Customers experience services, so QoS best reflects QoE. Different services have different standards of measurement. The TMF has defined KQIs for VoIP and IPTV. KQIs for IPTV include voice quality, image quality, synchronization of voice and image, delay, and response speed. Each KQI is affected by different network nodes.

The European Telecommunication Standards Institute (ETSI) has also introduced standards for different services. ETSI TS 102 250 series defines QoS and trigger points for FTP, mobile broadcast, ping, POC, streaming, telephony, video telephony, HTTP, email, SMS, and MMS. A successful HTTP session begins with the first SYN command and ends with receiving of the last data packet with content. However, trigger points for the quality of voice and video streaming are yet to be defined.

The ETSI has also divided QoS into layers (Fig. 2). QoS includes network availability and accessibility, which are independent of services, service accessibility, integrity, and retainability. QoS also includes parameters for different services. Service access can be subdivided into three stages: network access, IP service access, and Internet access. Different stages have a different impact on QoS.

To determine the QoE, it is necessary to obtain QoS statistics. There are many Internet applications and thousands of Internet protocols that are constantly changing. It is very expensive to exploit and manage every transaction on the network, and an early description of QoS in ITU-T Recommendation G.1010 was very general.

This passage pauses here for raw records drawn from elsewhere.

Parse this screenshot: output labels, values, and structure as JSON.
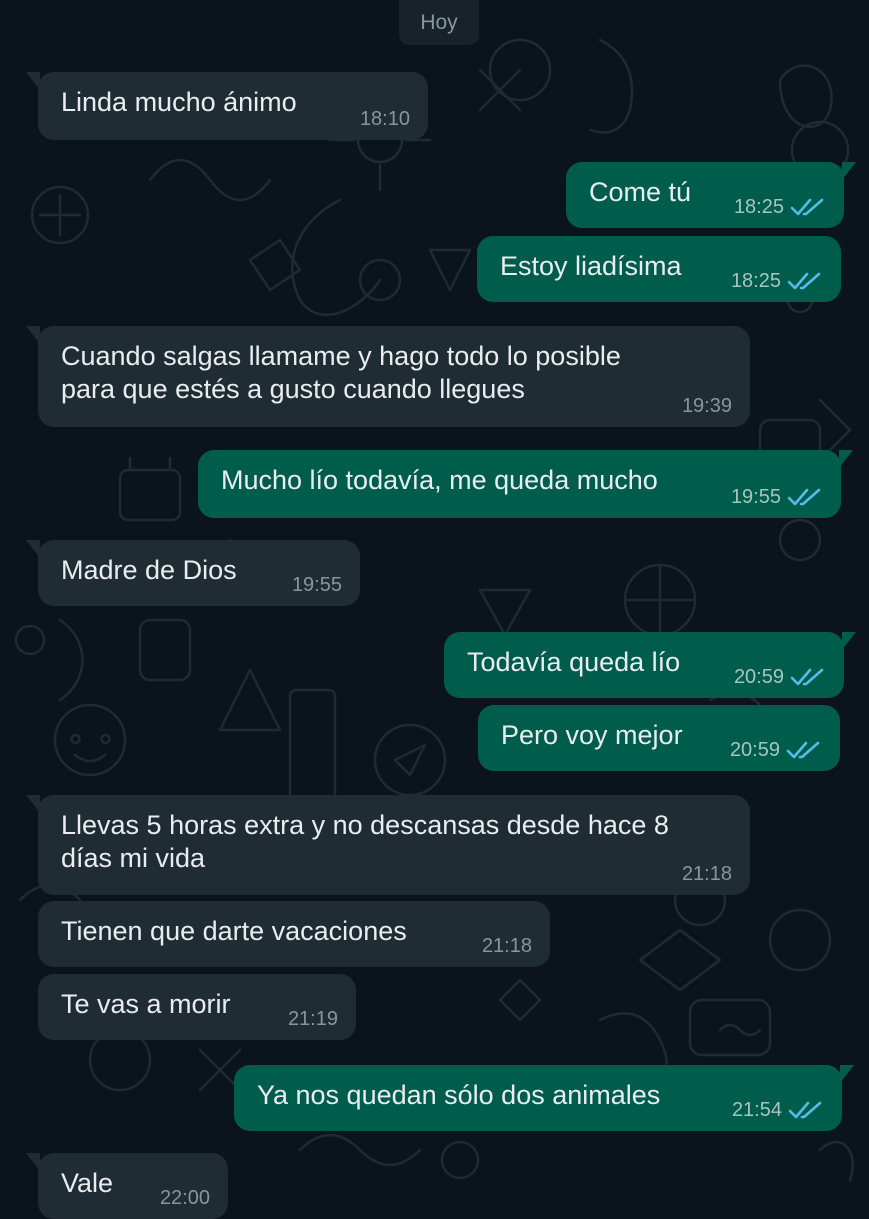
{
  "date_chip": "Hoy",
  "colors": {
    "background": "#0b141a",
    "incoming_bubble": "#202c33",
    "outgoing_bubble": "#005c4b",
    "read_ticks": "#53bdeb"
  },
  "messages": [
    {
      "dir": "in",
      "text": "Linda mucho ánimo",
      "time": "18:10"
    },
    {
      "dir": "out",
      "text": "Come tú",
      "time": "18:25",
      "status": "read"
    },
    {
      "dir": "out",
      "text": "Estoy liadísima",
      "time": "18:25",
      "status": "read"
    },
    {
      "dir": "in",
      "text": "Cuando salgas llamame y hago todo lo posible\npara que estés a gusto cuando llegues",
      "time": "19:39"
    },
    {
      "dir": "out",
      "text": "Mucho lío todavía, me queda mucho",
      "time": "19:55",
      "status": "read"
    },
    {
      "dir": "in",
      "text": "Madre de Dios",
      "time": "19:55"
    },
    {
      "dir": "out",
      "text": "Todavía queda lío",
      "time": "20:59",
      "status": "read"
    },
    {
      "dir": "out",
      "text": "Pero voy mejor",
      "time": "20:59",
      "status": "read"
    },
    {
      "dir": "in",
      "text": "Llevas 5 horas extra y no descansas desde hace 8\ndías mi vida",
      "time": "21:18"
    },
    {
      "dir": "in",
      "text": "Tienen que darte vacaciones",
      "time": "21:18"
    },
    {
      "dir": "in",
      "text": "Te vas a morir",
      "time": "21:19"
    },
    {
      "dir": "out",
      "text": "Ya nos quedan sólo dos animales",
      "time": "21:54",
      "status": "read"
    },
    {
      "dir": "in",
      "text": "Vale",
      "time": "22:00"
    }
  ]
}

ITU-T Recommendation G.1010 defined three key factors that affect QoE: delay, delay variation, and information loss (including packet loss and information loss caused by codec). Table 1 shows the tolerance of typical services to delay and information loss. QoS for each type of service can be given according to delay, delay variation, and information loss.

To measure QoE, some equipment vendors and standards organizations map KPIs of the network and services to KQIs and then map KQIs to QoE.  Because there are many KPIs and KQIs, the mapping relationship is a data matrix with parameters that can be determined by intelligent computer fitting of data from customer questionnaires.

How is QoE Modeling Applied?

Monitoring QoE is complicated. To give an objective QoE assessment and locate elements within the network or terminals that affect QoE, three-dimensional monitoring needs to be done.

ZTE provides service monitoring solutions for equipment at each layer of the network. With these solutions, operators can collect and analyze user traffic while monitoring KPIs for both equipment and services.

ZTE’s customer experience management center (CEMC) is an end-to-end service-monitoring and QoE assessment system. CEMC provides abundant interfaces that collect NE data from terminals, RAN, bearer, core network, and services.  Data collection is based on different levels of granularity: NE-level, user-level, and service-level. CEMC also has abundant adaptive interfaces that are capable of collecting data of a third-party vendor and in various formats. CEMC assesses end-to-end network accessibility, availability of bearer pipes, and key QoS indices using deep packet inspection. It monitors QoE at user or NE granularity, allowing a balance between investment into network operation and data accuracy.